The Week
Mr Harold Wilson surprised everyone except the gossip columnist of the Daily Mail by announcing his resignation as Prime Minister 'out of duty to country and party'. He received a mixture of tributes. Mr Fred Trueman, a former Yorkshire cricketer, described him as a 'great man' and Mr Bill Shankly, a former manager of Liverpool Football Club, called him 'as great a leader as this country has ever had'. The City paid its own form of tribute as the FT Index fell to 400.
The favourite candidate to succeed Mr Wilson was Mr James Callaghan, who spent the week pondering another succession: who should be the first British President of the EEC Commission. Mr Callaghan has cooled to the idea of Sir Christopher Soames, who was rumoured to be returning to Tory politics, and threatened to appoint Mr Dell, the Paymaster-General. The second favourite, Mr Denis Healey, also had European affairs on his mind. He accused the Common Market agricultural ministers of reaching 'ridiculous and absurd' decisions about food prices. Another agricultural minister was in worse trouble: Mr Polyansky was sacked by the Politburo as tht Soviet Union faced another disastrous harvest.

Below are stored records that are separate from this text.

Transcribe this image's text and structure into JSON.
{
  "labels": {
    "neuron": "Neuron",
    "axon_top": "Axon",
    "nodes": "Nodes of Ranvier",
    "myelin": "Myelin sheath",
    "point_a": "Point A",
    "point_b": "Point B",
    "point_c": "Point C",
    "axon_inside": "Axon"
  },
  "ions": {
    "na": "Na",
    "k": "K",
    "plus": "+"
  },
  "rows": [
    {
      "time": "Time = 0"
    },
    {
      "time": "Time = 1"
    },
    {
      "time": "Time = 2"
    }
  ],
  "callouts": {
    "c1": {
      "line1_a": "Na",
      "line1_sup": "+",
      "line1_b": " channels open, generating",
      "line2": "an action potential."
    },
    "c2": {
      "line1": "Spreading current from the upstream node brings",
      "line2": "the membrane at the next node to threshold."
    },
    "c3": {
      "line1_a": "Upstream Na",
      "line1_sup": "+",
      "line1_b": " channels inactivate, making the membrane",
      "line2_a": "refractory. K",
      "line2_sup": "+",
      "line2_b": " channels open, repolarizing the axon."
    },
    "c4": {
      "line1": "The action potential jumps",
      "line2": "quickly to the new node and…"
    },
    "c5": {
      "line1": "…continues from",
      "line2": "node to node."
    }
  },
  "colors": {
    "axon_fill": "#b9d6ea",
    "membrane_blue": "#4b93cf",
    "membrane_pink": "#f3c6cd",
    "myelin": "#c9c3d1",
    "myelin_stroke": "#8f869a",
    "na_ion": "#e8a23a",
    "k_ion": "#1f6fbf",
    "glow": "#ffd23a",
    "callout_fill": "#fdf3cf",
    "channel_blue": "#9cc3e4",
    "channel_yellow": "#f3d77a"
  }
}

Mr Healey got as good as he gave. He was variously accused—by the French—of engineering the fall of the franc, and—by a Tribune MP--of behaving like a 'drunken oaf'. Ignoring these accusations Mr Healey went on preparing his Budget—to be announced the day after the Labour leadership was decided.
The Thorpe-Scott business grew ever more bizarre. A man was accused in court of shooting Mr Norman Scott's dog. Mr Thorpe categorically denied all Mr Scott's allegations. Mr Scott repeated them equally firmly, broke down in court and gave a harrowing account of his 'years with Mr Thorpe', the worst of which apparently had been eating at the Reform Club. Mr Thorpe's Liberal colleagues continued to display their accustomed loyalty, but he was given some help by Mr Jo Grimond who threatened to return as Liberal leader 'for five to ten years'.
Princess Margaret's marriage to Lord Snowdon gave the Queen cause for concern. Princess Margaret's statement at the time she broke off with Group Captain Townsend was unkindly resuscitated—it was, after all, twenty years ago—as Lord Snowdon left for a trip to Australia, and Princess Margaret went to see Hamlet.
A NATO report pointed out that if the Russians wanted they could conquer most of Western Europe before tactical nuclear weapons were used. The CIA claimed that
Israel had twenty nuclear weapons ready for use. The Nigerians demanded the return of General Gowon from England.
Sir Richard Marsh resigned the chairmanship of British Rail and suggested the Archangel Gabriel as his successor. As the law of the sea conference opened, the Icelandic government claimed that the ramming of one of their patrol boats by a Royal Navy frigate had been staged for television. A dozen French sailors died off the English coast in exceptionally severe storms. The storms also finally broke up the tanker Olympic Bravery off Brittany. No lives were lost but the wreck made sure that it would be a 'bloody awful' year for Lloyd's, according to one underwriter.
The IRA exploded three bombs on London Underground trains, and the driver of one of them was shot dead, but there was a happier Irish treble on the first day at Cheltenham, paying 584 to I.
The crisis in the Lebanon worsened as the Syrians tried to get rid of President Frangieh. President Castro visited his friends in Angola. The Irish Government discovered four tons of explosives in Co. Offaly. The Egyptians turned on the Russians, breaking off a fifteen year friendship treaty, and thousands of Egyptians were expelled from Libya.
The saddest plea of the week came from a lawyer defending a nudist on a charge of indecent assault: 'there is no future left for him in the naturist world'. And Mr Bernie Cornfeld was accused of having defrauded the American telephone company by making free calls with a bleeper.